The fixed-rate method for home office expenses is a lot simpler than the actual cost method and eliminates the need to figure out the exact work related portion of bills or per hour costs.

Shortcut method

Finally we have the shortcut method. This was introduced during Covid-19 for those forced to work from home, as affected by the pandemic. It offers a 80 cents per hour for every hour worked at home. The shortcut method, however, is only applied from March 1 2020 and June 30 2021. To prove your eligibility for the shortcut method on your tax return, you must have logs of your time working either in time sheets or a diary. This will cover all costs such as running costs, decline in value and other expenses.


Who is eligible for home office deduction?

Anyone who works from home full time or has had to because they cannot go to an office. Whether you have a home office or not, you can still claim some expenses.

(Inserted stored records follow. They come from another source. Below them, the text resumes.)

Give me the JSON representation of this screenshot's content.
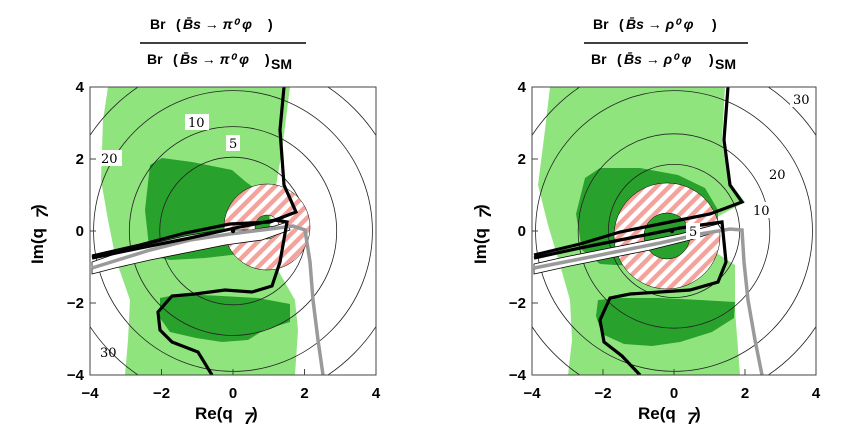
{
  "chart_data": [
    {
      "type": "contour",
      "title_num_prefix": "Br",
      "title_num": "B̄s → π⁰ φ",
      "title_den_prefix": "Br",
      "title_den": "B̄s → π⁰ φ",
      "title_den_sub": "SM",
      "xlabel_main": "Re(q",
      "xlabel_sub": "7",
      "xlabel_end": ")",
      "ylabel_main": "Im(q",
      "ylabel_sub": "7",
      "ylabel_end": ")",
      "xlim": [
        -4,
        4
      ],
      "ylim": [
        -4,
        4
      ],
      "xticks": [
        "−4",
        "−2",
        "0",
        "2",
        "4"
      ],
      "yticks": [
        "−4",
        "−2",
        "0",
        "2",
        "4"
      ],
      "contour_center": [
        0,
        0
      ],
      "contour_levels": [
        {
          "label": "5",
          "radius": 2.05
        },
        {
          "label": "10",
          "radius": 2.9
        },
        {
          "label": "20",
          "radius": 3.9
        },
        {
          "label": "30",
          "radius": 4.8
        }
      ],
      "hatched_ring": {
        "center": [
          0.5,
          0.1
        ],
        "r_inner": 0.35,
        "r_outer": 1.2
      },
      "sm_point": [
        0,
        0
      ],
      "colors": {
        "light_green": "#8fe47e",
        "dark_green": "#29a12d",
        "hatch_red": "#f4a39c",
        "black_curve": "#000000",
        "gray_curve": "#9a9a9a"
      }
    },
    {
      "type": "contour",
      "title_num_prefix": "Br",
      "title_num": "B̄s → ρ⁰ φ",
      "title_den_prefix": "Br",
      "title_den": "B̄s → ρ⁰ φ",
      "title_den_sub": "SM",
      "xlabel_main": "Re(q",
      "xlabel_sub": "7",
      "xlabel_end": ")",
      "ylabel_main": "Im(q",
      "ylabel_sub": "7",
      "ylabel_end": ")",
      "xlim": [
        -4,
        4
      ],
      "ylim": [
        -4,
        4
      ],
      "xticks": [
        "−4",
        "−2",
        "0",
        "2",
        "4"
      ],
      "yticks": [
        "−4",
        "−2",
        "0",
        "2",
        "4"
      ],
      "contour_center": [
        0,
        0
      ],
      "contour_levels": [
        {
          "label": "5",
          "radius": 1.85
        },
        {
          "label": "10",
          "radius": 2.7
        },
        {
          "label": "20",
          "radius": 3.9
        },
        {
          "label": "30",
          "radius": 4.8
        }
      ],
      "hatched_ring": {
        "center": [
          -0.2,
          0.1
        ],
        "r_inner": 0.65,
        "r_outer": 1.5
      },
      "sm_point": [
        0,
        0
      ],
      "colors": {
        "light_green": "#8fe47e",
        "dark_green": "#29a12d",
        "hatch_red": "#f4a39c",
        "black_curve": "#000000",
        "gray_curve": "#9a9a9a"
      }
    }
  ]
}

How do I calculate my home office deduction?

This all depends on what method you use. You can use the fixed-rate or shortcut method which will supply you with a set rate of deductions. However, if you have a lot of expenses and are great at tracking you can calculate it manually within the actual expenses method.

What is the standard deduction rate for home office?

Between March 2020 and June 2021, the standard deduction in 80 cents per hour worked at your home office. If you go for the fixed rate, you can claim 52 cents per hour worked at home.

What expenses should my employer pay if I work from home?

This is all dependent on your employer. Some will cover equipment however if they are remote company, they may not. Any expenses not covered by your employer, you may be able to can claim back.